Em entrevista à Lusa, o também presidente do Conselho de Administração da Miranda Law Firm e líder do grupo de advogados que trabalha para a petrolífera norte-americana Anadarko há mais de dez anos, antevê que os megaprojetos em curso no país vão construir-se nos prazos previstos, mas salientou que o país tem dois grandes desafios pela frente.
"Em primeiro lugar, Moçambique não pode deixar de aproveitar as muitas outras valências e riquezas que tem, do ponto de vista económico não pode deixar de as aproveitar, desde logo na agricultura", respondeu Diogo Xavier da Cunha quando questionado se o país está preparado para os grandes investimentos e receitas que se avizinham no setor do gás, que considerou serem "um grande desafio" para o país.
Depois, acrescentou, há a questão da lei do conteúdo local, que define o grau de envolvimento mínimo das empresas e mão de obra moçambicanas nos megaprojetos que estão a ser lançados na área do gás natural liquefeito.
"Aí vai ter de ser feito um esforço enorme", não só na formação de quadros, mas também na promoção da integração dos empresários nas cadeias de valor e "a produção de bens e disponibilização de serviços por parte de empresas moçambicanos", disse o advogado.
"É uma matéria tão sensível que, mesmo a nível interno, não se tem conseguido gerar consenso no país acerca de como deve ser feita e que medidas a lei deve ter em concreto", concluiu.
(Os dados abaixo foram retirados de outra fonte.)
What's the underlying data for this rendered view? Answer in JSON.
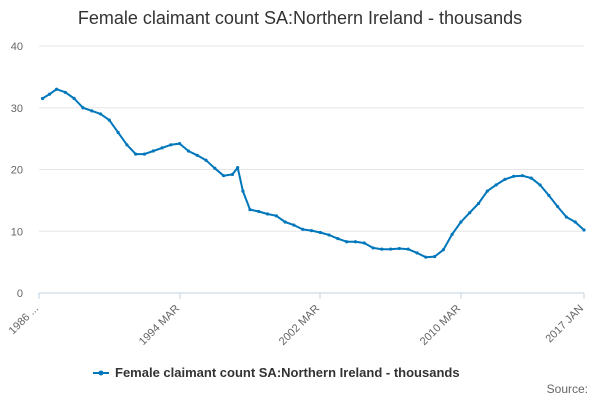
{
  "chart_data": {
    "type": "line",
    "title": "Female claimant count SA:Northern Ireland - thousands",
    "source_label": "Source:",
    "xlabel": "",
    "ylabel": "",
    "ylim": [
      0,
      40
    ],
    "y_ticks": [
      0,
      10,
      20,
      30,
      40
    ],
    "x_tick_labels": [
      "1986 ...",
      "1994 MAR",
      "2002 MAR",
      "2010 MAR",
      "2017 JAN"
    ],
    "grid": true,
    "legend_position": "bottom",
    "series_color": "#0077bb",
    "series": [
      {
        "name": "Female claimant count SA:Northern Ireland - thousands",
        "x": [
          1986.2,
          1986.6,
          1987.0,
          1987.5,
          1988.0,
          1988.5,
          1989.0,
          1989.5,
          1990.0,
          1990.5,
          1991.0,
          1991.5,
          1992.0,
          1992.5,
          1993.0,
          1993.5,
          1994.0,
          1994.5,
          1995.0,
          1995.5,
          1996.0,
          1996.5,
          1997.0,
          1997.3,
          1997.6,
          1998.0,
          1998.5,
          1999.0,
          1999.5,
          2000.0,
          2000.5,
          2001.0,
          2001.5,
          2002.0,
          2002.5,
          2003.0,
          2003.5,
          2004.0,
          2004.5,
          2005.0,
          2005.5,
          2006.0,
          2006.5,
          2007.0,
          2007.5,
          2008.0,
          2008.5,
          2009.0,
          2009.5,
          2010.0,
          2010.5,
          2011.0,
          2011.5,
          2012.0,
          2012.5,
          2013.0,
          2013.5,
          2014.0,
          2014.5,
          2015.0,
          2015.5,
          2016.0,
          2016.5,
          2017.0
        ],
        "values": [
          31.5,
          32.2,
          33.0,
          32.5,
          31.5,
          30.0,
          29.5,
          29.0,
          28.0,
          26.0,
          24.0,
          22.5,
          22.5,
          23.0,
          23.5,
          24.0,
          24.2,
          23.0,
          22.3,
          21.5,
          20.2,
          19.0,
          19.2,
          20.3,
          16.5,
          13.5,
          13.2,
          12.8,
          12.5,
          11.5,
          11.0,
          10.3,
          10.1,
          9.8,
          9.4,
          8.8,
          8.3,
          8.3,
          8.1,
          7.3,
          7.1,
          7.1,
          7.2,
          7.1,
          6.5,
          5.8,
          5.9,
          7.0,
          9.5,
          11.5,
          13.0,
          14.5,
          16.5,
          17.5,
          18.4,
          18.9,
          19.0,
          18.6,
          17.5,
          15.8,
          14.0,
          12.3,
          11.5,
          10.2
        ]
      }
    ]
  }
}
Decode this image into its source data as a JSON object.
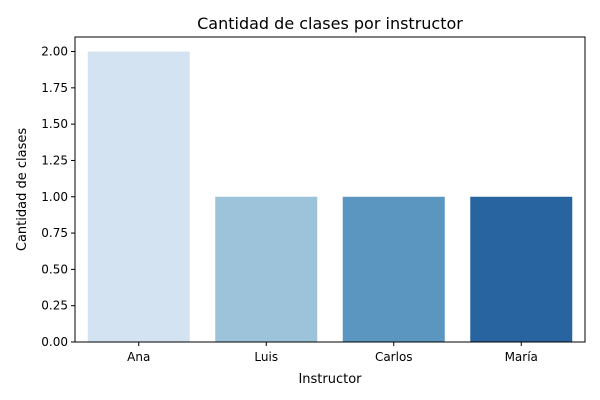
{
  "chart_data": {
    "type": "bar",
    "title": "Cantidad de clases por instructor",
    "xlabel": "Instructor",
    "ylabel": "Cantidad de clases",
    "categories": [
      "Ana",
      "Luis",
      "Carlos",
      "María"
    ],
    "values": [
      2,
      1,
      1,
      1
    ],
    "colors": [
      "#d3e3f2",
      "#9cc3da",
      "#5a96c0",
      "#2864a0"
    ],
    "ylim": [
      0,
      2.1
    ],
    "yticks": [
      "0.00",
      "0.25",
      "0.50",
      "0.75",
      "1.00",
      "1.25",
      "1.50",
      "1.75",
      "2.00"
    ],
    "grid": false,
    "legend": "none"
  }
}
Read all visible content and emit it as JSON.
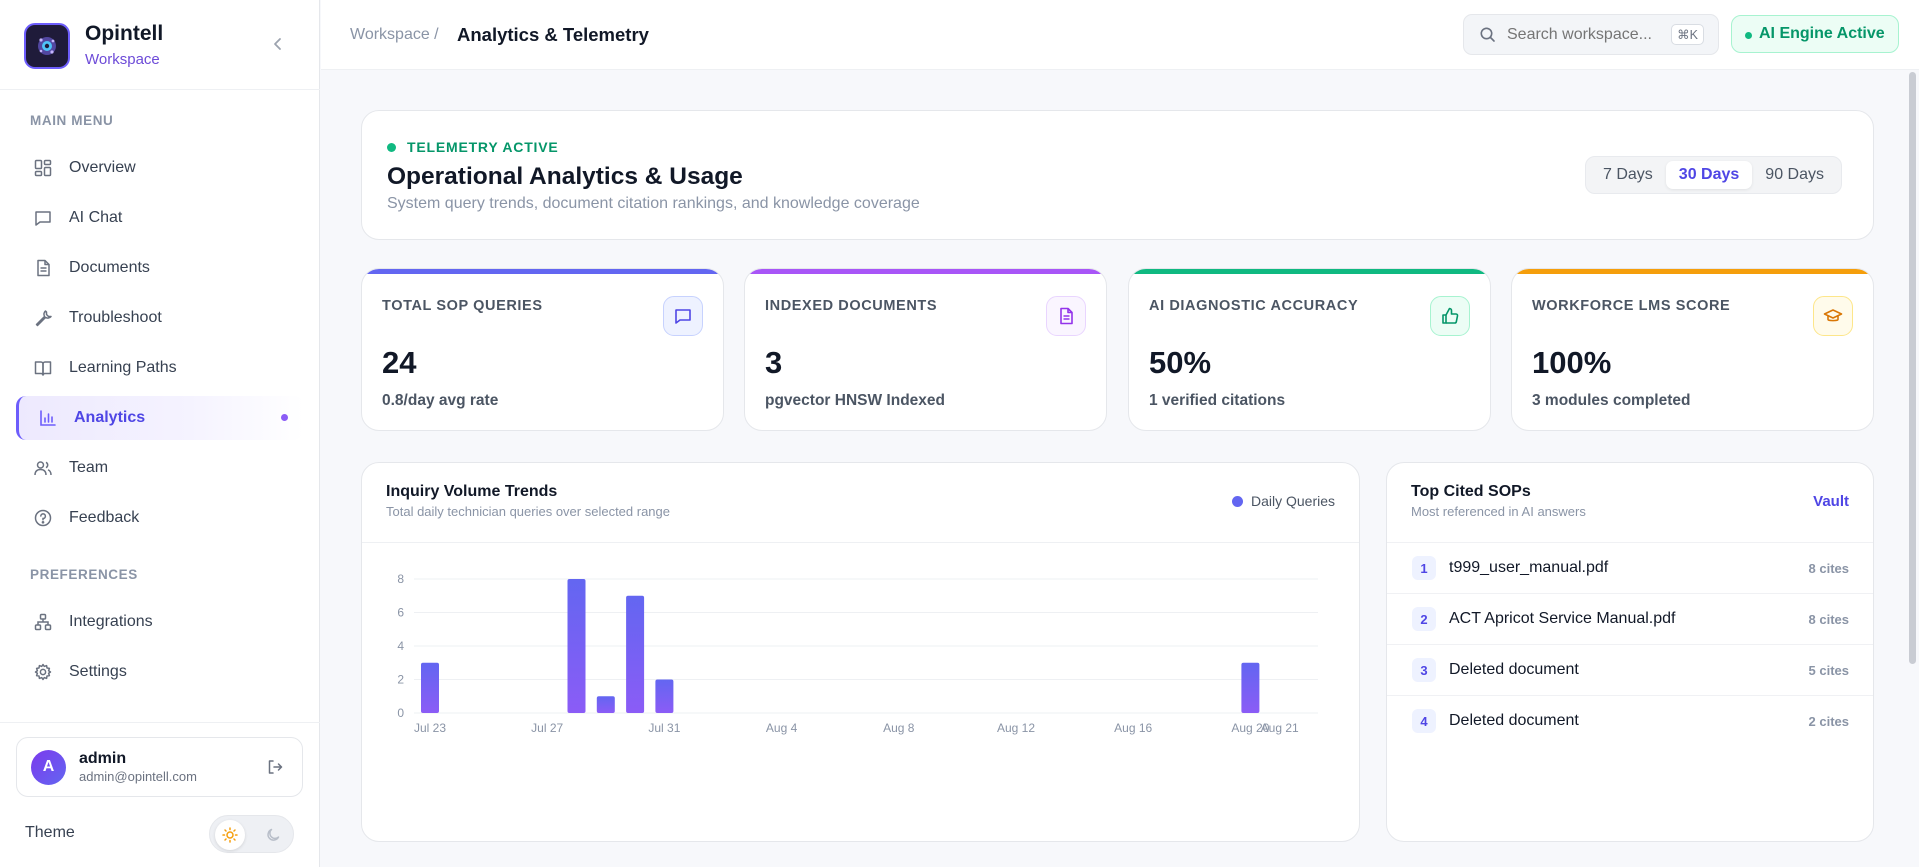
{
  "brand": {
    "name": "Opintell",
    "sub": "Workspace"
  },
  "sidebar": {
    "main_label": "MAIN MENU",
    "pref_label": "PREFERENCES",
    "main_items": [
      {
        "label": "Overview",
        "icon": "grid-icon"
      },
      {
        "label": "AI Chat",
        "icon": "chat-icon"
      },
      {
        "label": "Documents",
        "icon": "document-icon"
      },
      {
        "label": "Troubleshoot",
        "icon": "wrench-icon"
      },
      {
        "label": "Learning Paths",
        "icon": "book-icon"
      },
      {
        "label": "Analytics",
        "icon": "bar-chart-icon",
        "active": true
      },
      {
        "label": "Team",
        "icon": "users-icon"
      },
      {
        "label": "Feedback",
        "icon": "help-circle-icon"
      }
    ],
    "pref_items": [
      {
        "label": "Integrations",
        "icon": "network-icon"
      },
      {
        "label": "Settings",
        "icon": "gear-icon"
      }
    ],
    "user": {
      "initial": "A",
      "name": "admin",
      "email": "admin@opintell.com"
    },
    "theme_label": "Theme"
  },
  "header": {
    "breadcrumb_parent": "Workspace /",
    "breadcrumb_current": "Analytics & Telemetry",
    "search_placeholder": "Search workspace...",
    "search_shortcut": "⌘K",
    "engine_status": "AI Engine Active"
  },
  "hero": {
    "status": "TELEMETRY ACTIVE",
    "title": "Operational Analytics & Usage",
    "subtitle": "System query trends, document citation rankings, and knowledge coverage",
    "ranges": [
      "7 Days",
      "30 Days",
      "90 Days"
    ],
    "selected_range": "30 Days"
  },
  "kpis": [
    {
      "label": "TOTAL SOP QUERIES",
      "value": "24",
      "sub": "0.8/day avg rate",
      "accent": "#6366f1",
      "icon": "message-icon"
    },
    {
      "label": "INDEXED DOCUMENTS",
      "value": "3",
      "sub": "pgvector HNSW Indexed",
      "accent": "#a855f7",
      "icon": "file-text-icon"
    },
    {
      "label": "AI DIAGNOSTIC ACCURACY",
      "value": "50%",
      "sub": "1 verified citations",
      "accent": "#10b981",
      "icon": "thumbs-up-icon"
    },
    {
      "label": "WORKFORCE LMS SCORE",
      "value": "100%",
      "sub": "3 modules completed",
      "accent": "#f59e0b",
      "icon": "graduation-cap-icon"
    }
  ],
  "trend_panel": {
    "title": "Inquiry Volume Trends",
    "subtitle": "Total daily technician queries over selected range",
    "legend": "Daily Queries"
  },
  "chart_data": {
    "type": "bar",
    "title": "Inquiry Volume Trends",
    "xlabel": "",
    "ylabel": "",
    "ylim": [
      0,
      8
    ],
    "yticks": [
      0,
      2,
      4,
      6,
      8
    ],
    "x_tick_labels": [
      "Jul 23",
      "Jul 27",
      "Jul 31",
      "Aug 4",
      "Aug 8",
      "Aug 12",
      "Aug 16",
      "Aug 20",
      "Aug 21"
    ],
    "categories": [
      "Jul 23",
      "Jul 24",
      "Jul 25",
      "Jul 26",
      "Jul 27",
      "Jul 28",
      "Jul 29",
      "Jul 30",
      "Jul 31",
      "Aug 1",
      "Aug 2",
      "Aug 3",
      "Aug 4",
      "Aug 5",
      "Aug 6",
      "Aug 7",
      "Aug 8",
      "Aug 9",
      "Aug 10",
      "Aug 11",
      "Aug 12",
      "Aug 13",
      "Aug 14",
      "Aug 15",
      "Aug 16",
      "Aug 17",
      "Aug 18",
      "Aug 19",
      "Aug 20",
      "Aug 21"
    ],
    "series": [
      {
        "name": "Daily Queries",
        "color": "#6366f1",
        "values": [
          3,
          0,
          0,
          0,
          0,
          8,
          1,
          7,
          2,
          0,
          0,
          0,
          0,
          0,
          0,
          0,
          0,
          0,
          0,
          0,
          0,
          0,
          0,
          0,
          0,
          0,
          0,
          0,
          3,
          0
        ]
      }
    ],
    "grid": true,
    "legend_position": "top-right"
  },
  "cited_panel": {
    "title": "Top Cited SOPs",
    "subtitle": "Most referenced in AI answers",
    "link": "Vault",
    "items": [
      {
        "rank": "1",
        "name": "t999_user_manual.pdf",
        "cites": "8 cites"
      },
      {
        "rank": "2",
        "name": "ACT Apricot Service Manual.pdf",
        "cites": "8 cites"
      },
      {
        "rank": "3",
        "name": "Deleted document",
        "cites": "5 cites"
      },
      {
        "rank": "4",
        "name": "Deleted document",
        "cites": "2 cites"
      }
    ]
  }
}
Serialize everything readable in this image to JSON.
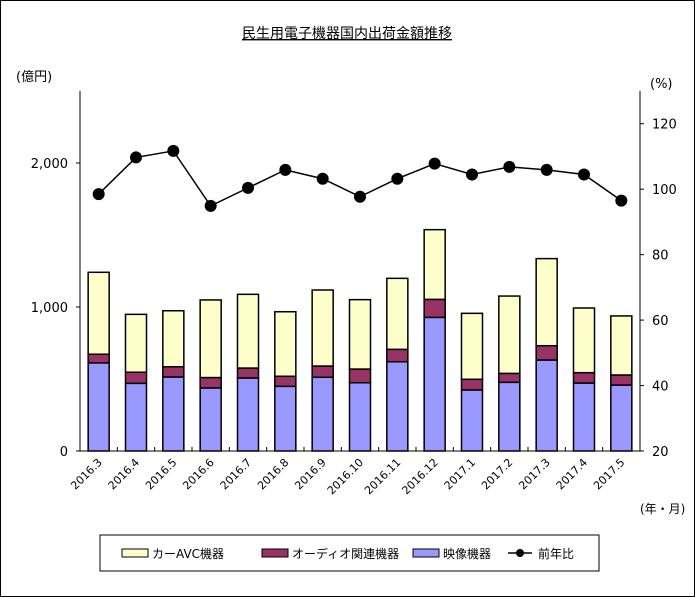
{
  "chart_data": {
    "type": "bar",
    "title": "民生用電子機器国内出荷金額推移",
    "left_axis_label": "(億円)",
    "right_axis_label": "(%)",
    "xlabel": "(年・月)",
    "left_ylim": [
      0,
      2500
    ],
    "left_ticks": [
      0,
      1000,
      2000
    ],
    "left_tick_labels": [
      "0",
      "1,000",
      "2,000"
    ],
    "right_ylim": [
      20,
      130
    ],
    "right_ticks": [
      20,
      40,
      60,
      80,
      100,
      120
    ],
    "right_tick_labels": [
      "20",
      "40",
      "60",
      "80",
      "100",
      "120"
    ],
    "categories": [
      "2016.3",
      "2016.4",
      "2016.5",
      "2016.6",
      "2016.7",
      "2016.8",
      "2016.9",
      "2016.10",
      "2016.11",
      "2016.12",
      "2017.1",
      "2017.2",
      "2017.3",
      "2017.4",
      "2017.5"
    ],
    "series": [
      {
        "name": "映像機器",
        "kind": "stacked-bar",
        "color": "#9999ff",
        "values": [
          612,
          470,
          514,
          438,
          507,
          449,
          512,
          474,
          620,
          928,
          424,
          477,
          632,
          472,
          458
        ]
      },
      {
        "name": "オーディオ関連機器",
        "kind": "stacked-bar",
        "color": "#993366",
        "values": [
          60,
          77,
          71,
          72,
          69,
          70,
          78,
          95,
          86,
          125,
          74,
          62,
          99,
          72,
          70
        ]
      },
      {
        "name": "カーAVC機器",
        "kind": "stacked-bar",
        "color": "#ffffcc",
        "values": [
          569,
          402,
          389,
          539,
          512,
          448,
          528,
          482,
          493,
          484,
          458,
          537,
          605,
          449,
          410
        ]
      },
      {
        "name": "前年比",
        "kind": "line",
        "axis": "right",
        "color": "#000000",
        "values": [
          98.5,
          109.7,
          111.7,
          94.9,
          100.4,
          105.9,
          103.2,
          97.7,
          103.2,
          107.8,
          104.5,
          106.8,
          105.9,
          104.5,
          96.5
        ]
      }
    ],
    "legend": {
      "placement": "bottom",
      "order": [
        "カーAVC機器",
        "オーディオ関連機器",
        "映像機器",
        "前年比"
      ]
    },
    "grid": false
  }
}
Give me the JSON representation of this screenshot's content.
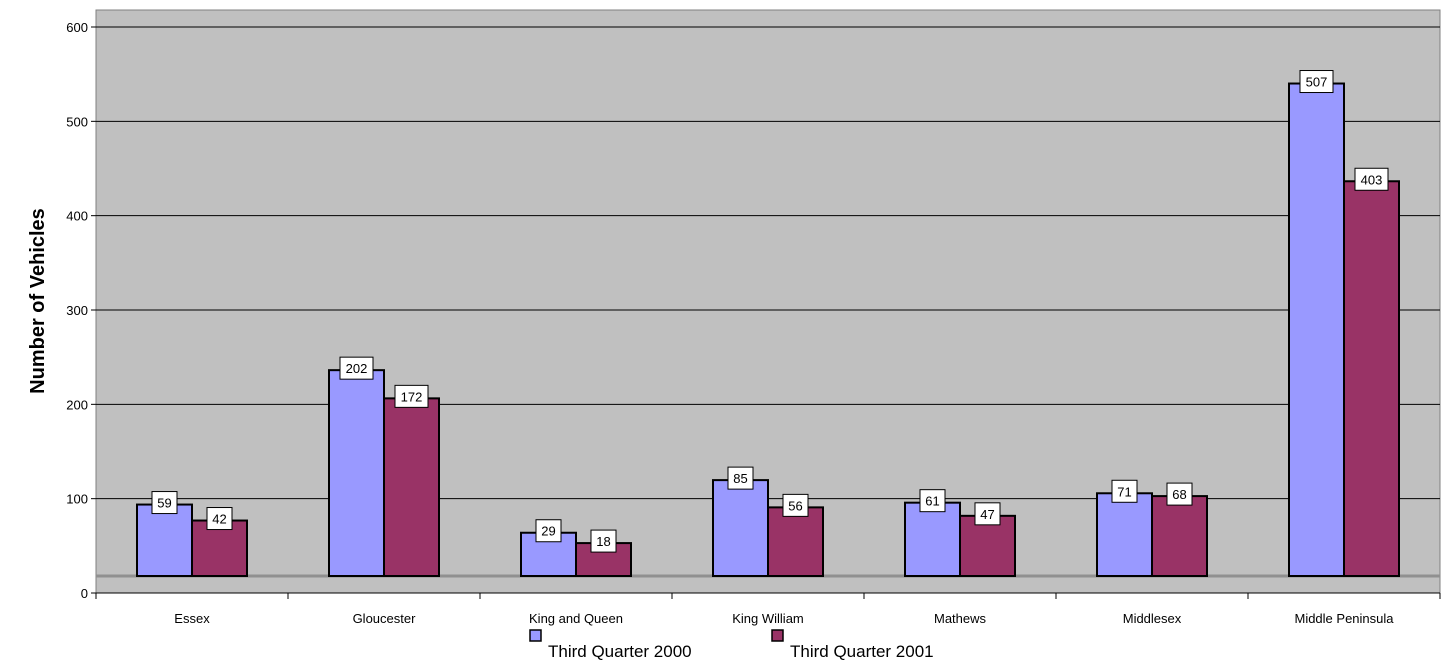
{
  "chart_data": {
    "type": "bar",
    "title": "",
    "xlabel": "",
    "ylabel": "Number of Vehicles",
    "categories": [
      "Essex",
      "Gloucester",
      "King and Queen",
      "King William",
      "Mathews",
      "Middlesex",
      "Middle Peninsula"
    ],
    "series": [
      {
        "name": "Third Quarter 2000",
        "color": "#9999ff",
        "values": [
          59,
          202,
          29,
          85,
          61,
          71,
          507
        ]
      },
      {
        "name": "Third Quarter 2001",
        "color": "#993366",
        "values": [
          42,
          172,
          18,
          56,
          47,
          68,
          403
        ]
      }
    ],
    "ylim": [
      0,
      600
    ],
    "yticks": [
      "0",
      "100",
      "200",
      "300",
      "400",
      "500",
      "600"
    ],
    "grid": true,
    "plot_background": "#c0c0c0",
    "legend_position": "bottom"
  }
}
A ligação da Miranda Law Firm à petrolífera norte-americana Anadarko começou no final de década de 2000, poucos anos depois de a empresa ter entrado em Moçambique, em 2005, lembrou o advogado, que é também o líder do grupo de trabalho que nesta sociedade de advogados trata das questões jurídicas relacionadas com Moçambique.
"Começámos a trabalhar em 2012 nas questões de estruturação do projeto do gás natural, primeiro com o contrato de exploração, depois com os regimes jurídicos específicos e depois na discussão com o Governo em 2013 e 2014 sobre o regime legal especial para o que ficou conhecido como o projeto da bacia do Rovuma", disse Diogo Xavier da Cunha.
Para além disso, a Miranda trabalhou também com a Anadarko sobre os aspetos legais das instalações marítimas do projeto, o terminal internacional de gás natural liquefeito, usando cerca de 30 advogados em Lisboa e a parceira em Moçambique, a sociedade Pimenta e Associados, liderada por Paulo Pimenta.
"Também colaborámos em matérias laborais e pedidos vinculativos especiais em que era necessário ter o conforto do fisco moçambicano relativamente à correta interpretação de algumas questões com implicações muito relevantes na parte económica do projeto, e demos apoio e discutimos com o Governo um acordo mais protocolar acerca de licenciamentos, vistos e questões relacionadas com o desembaraço aduaneiro dos equipamentos" que serão essenciais para a exploração de gás natural no norte do país, vincou.
Questionado sobre o empenho do Estado moçambicano em facilitar as negociações e sobre como a questão das dívidas escondidas afetou as negociações, o advogado disse que Moçambique mostrou uma enorme vontade em acolher investimento externo, mas que foi duro nas negociações, contratando advogados de grande qualidade.
"A vontade do Estado em facilitar este projeto é inexcedível, porque é um projeto que pode mudar tudo no que diz respeito a Moçambique", concluiu o advogado na entrevista à Lusa, na sequência da aprovação pela Anadarko da Decisão Final de Investimento para o projeto da bacia do Rovuma, no valor de 20 mil milhões de dólares, cerca de 17,6 mil milhões de euros.